Je ne sais si je m’abuse, mais jamais, à mon sens, la difficulté ne fut plus grande, le danger plus pressant des deux parts. Que voyons-nous en effet depuis quinze ans ? Ici, chez quelques esprits uniquement préoccupés de l’ordre, un complot permanent pour absorber dans le pouvoir royal tous les autres pouvoirs, un complot souvent déjoué, souvent vaincu, mais qui se renouvelle sans cesse, sous une forme ou sous l’autre, avec une infatigable persévérance ; là, de la part d’autres esprits qui croient toujours la liberté à la veille de périr, une conspiration éternelle pour affaiblir, pour annuler les garanties sociales au profit des garanties individuelles, conspiration que ne peuvent satisfaire ou lasser les succès ni les échecs. Puis, entre ces deux écueils, un ministère ballotté de l’un à l’autre sans une majorité solide et compacte où il puisse s’appuyer, sans un parti ferme et consistant qui lui donne en même temps le moyen de se garantir de tous les deux. Comment veut-on qu’un tel ministère marche droit, et qu’il ne dévie pas plus ou moins du chemin qu’il s’est tracé ? C’est trop, quand on n’est armé et soutenu qu’à demi, que d’avoir à se défendre par tous les côtés à la fois. C’est trop que de lutter au-dessous et au-dessus de soi contre des adversaires si divers, sans pouvoir s’aider contre tous des mêmes adhésions et du même concours. Dans de tels combats, les forces s’épuisent, le courage tombe, les meilleures résolutions s’affaiblissent et chancellent.
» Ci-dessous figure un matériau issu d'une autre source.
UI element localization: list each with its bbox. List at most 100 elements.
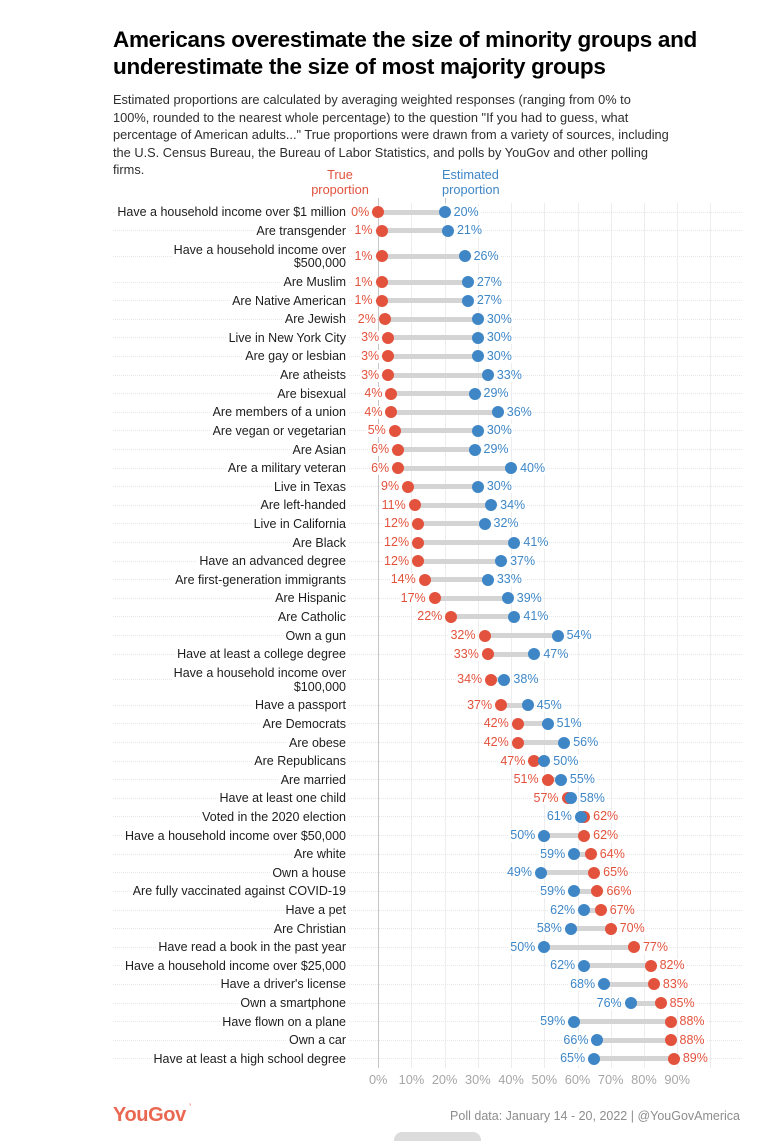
chart-row: Have at least one child 57% 58% (0, 789, 768, 808)
true-value-label: 77% (641, 939, 670, 954)
row-label: Own a house (270, 865, 348, 882)
row-label: Are obese (287, 735, 348, 752)
chart-row: Have read a book in the past year 50% 77% (0, 938, 768, 957)
true-dot (478, 629, 491, 642)
connector-bar (574, 1019, 671, 1025)
chart-row: Own a car 66% 88% (0, 1031, 768, 1050)
true-dot (382, 350, 395, 363)
chart-row: Have a household income over $1 million 0… (0, 203, 768, 222)
estimated-value-label: 55% (568, 772, 596, 787)
row-label: Are Asian (290, 442, 348, 458)
estimated-dot (491, 406, 504, 419)
connector-bar (584, 907, 601, 913)
chart-row: Are bisexual 4% 29% (0, 384, 768, 403)
estimated-value-label: 54% (565, 628, 593, 643)
row-leader-line (113, 597, 742, 599)
header: Americans overestimate the size of minor… (113, 26, 739, 179)
row-leader-line (113, 1058, 742, 1060)
true-value-label: 3% (360, 367, 381, 382)
row-leader-line (113, 928, 742, 930)
chart-row: Have a household income over $25,000 62% 8… (0, 957, 768, 976)
connector-bar (394, 428, 478, 434)
estimated-value-label: 39% (515, 590, 543, 605)
row-label: Have an advanced degree (197, 554, 348, 570)
estimated-value-label: 30% (485, 348, 513, 363)
estimated-dot (538, 941, 551, 954)
row-leader-line (113, 760, 742, 762)
true-dot (372, 206, 385, 219)
estimated-value-label: 50% (509, 939, 537, 954)
estimated-dot (551, 629, 564, 642)
chart-row: Are a military veteran 6% 40% (0, 459, 768, 478)
row-label: Own a smartphone (238, 996, 348, 1012)
row-label: Have at least a high school degree (151, 1051, 348, 1068)
connector-bar (484, 633, 558, 639)
chart-row: Are Muslim 1% 27% (0, 273, 768, 292)
estimated-dot (508, 536, 521, 549)
row-leader-line (113, 635, 742, 637)
true-value-label: 1% (353, 248, 374, 263)
true-value-label: 34% (456, 672, 484, 687)
true-value-label: 66% (605, 883, 633, 898)
true-value-label: 82% (658, 958, 686, 973)
chart-row: Are Catholic 22% 41% (0, 608, 768, 627)
row-label: Are Muslim (281, 275, 348, 291)
true-value-label: 2% (356, 311, 377, 326)
estimated-dot (471, 350, 484, 363)
chart-row: Have a household income over $50,000 50% 6… (0, 826, 768, 845)
axis-tick-label: 10% (398, 1072, 425, 1088)
connector-bar (547, 777, 561, 783)
legend-leader-line (378, 198, 380, 204)
row-label: Are white (291, 847, 348, 863)
estimated-dot (471, 480, 484, 493)
estimated-value-label: 56% (572, 735, 600, 750)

Je l’ai déjà dit dans la Revue[1] et je le répète avec une entière conviction, pour qu’il en soit autrement, il n’existe qu’un moyen, l’alliance sincère, sérieuse, de la portion libérale de la droite et de la portion conservatrice de la gauche. Là seulement se rencontrent les élémens d’une majorité qui, dans aucun cas, ne puisse être ou pa-

  1. De la Politique du 1er mars, livraison du 1er janvier 1841.